From what I understand, I imagine this is a case where $\delta$ should be chosen to be the minimum of a pair of values, one (usually) a constant, and the other to be a multiple of $\varepsilon$.

However when I've seen such problems in the past - e.g. as examples in texts, or as MSE posts when searching for an answer to this - what to use for $\delta$ has often felt like it's just been "pulled out of thin air," so to speak. A thorough explanation as to how one derives those values (again, in particular alongside examples) would be greatly appreciated, because this is something that's been bugging me for a long time and I've never had a proper answer.

And thanks for the insights you can offer!

Answer 1

Since we're interested in $x\to 1$, then we can find a way to replace $|x+2|$ by a convenient constant.
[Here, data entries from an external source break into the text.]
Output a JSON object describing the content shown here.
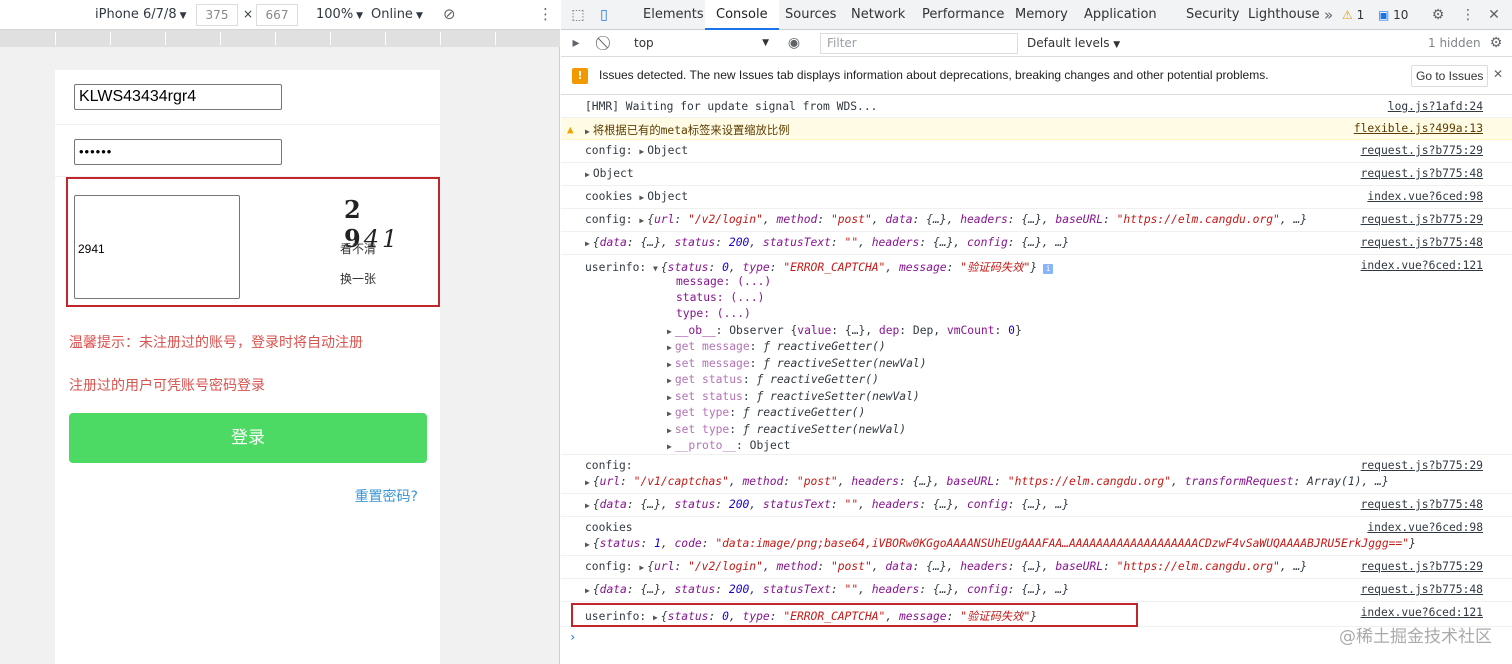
{
  "device_toolbar": {
    "device": "iPhone 6/7/8",
    "width": "375",
    "times": "×",
    "height": "667",
    "zoom": "100%",
    "network": "Online"
  },
  "login_form": {
    "username_value": "KLWS43434rgr4",
    "password_value": "••••••",
    "captcha_value": "2941",
    "captcha_image_digits": "2 9",
    "captcha_image_italic": "41",
    "unclear_label": "看不清",
    "refresh_label": "换一张",
    "tip_1": "温馨提示：未注册过的账号，登录时将自动注册",
    "tip_2": "注册过的用户可凭账号密码登录",
    "login_button": "登录",
    "reset_password": "重置密码?"
  },
  "devtools": {
    "tabs": [
      "Elements",
      "Console",
      "Sources",
      "Network",
      "Performance",
      "Memory",
      "Application",
      "Security",
      "Lighthouse"
    ],
    "more_tabs": "»",
    "warning_count": "1",
    "message_count": "10",
    "context": "top",
    "filter_placeholder": "Filter",
    "levels": "Default levels",
    "hidden": "1 hidden",
    "issues_text": "Issues detected. The new Issues tab displays information about deprecations, breaking changes and other potential problems.",
    "issues_button": "Go to Issues",
    "prompt": "›"
  },
  "console": {
    "m1": {
      "text": "[HMR] Waiting for update signal from WDS...",
      "src": "log.js?1afd:24"
    },
    "m2": {
      "text": "将根据已有的meta标签来设置缩放比例",
      "src": "flexible.js?499a:13"
    },
    "m3": {
      "label": "config:",
      "obj": "Object",
      "src": "request.js?b775:29"
    },
    "m4": {
      "obj": "Object",
      "src": "request.js?b775:48"
    },
    "m5": {
      "label": "cookies",
      "obj": "Object",
      "src": "index.vue?6ced:98"
    },
    "m6": {
      "label": "config:",
      "src": "request.js?b775:29"
    },
    "m7": {
      "src": "request.js?b775:48"
    },
    "m8": {
      "label": "userinfo:",
      "src": "index.vue?6ced:121",
      "props": [
        "message: (...)",
        "status: (...)",
        "type: (...)"
      ]
    },
    "m9": {
      "label": "config:",
      "src": "request.js?b775:29"
    },
    "m10": {
      "src": "request.js?b775:48"
    },
    "m11": {
      "label": "cookies",
      "src": "index.vue?6ced:98"
    },
    "m12": {
      "label": "config:",
      "src": "request.js?b775:29"
    },
    "m13": {
      "src": "request.js?b775:48"
    },
    "m14": {
      "label": "userinfo:",
      "src": "index.vue?6ced:121"
    }
  },
  "watermark": "@稀土掘金技术社区"
}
If $|x-1| < 1$, for example, then $|x+2| > 2$.

Using this fact, $$\frac{|x-1|}{3|x+2|} < \frac{|x-1|}6.$$

Now, if $|x-1| < \delta$, then we would have $$\frac{|x-1|}{3|x+2|} < \frac\delta6.$$

Wouldn't it be convenient if $\frac\delta6$ were equal to $\varepsilon$? In other words, if $\delta=6\varepsilon$?

So this is where you get to rewrite your proof, pulling $\delta = 6\varepsilon$ seemingly out of thin air...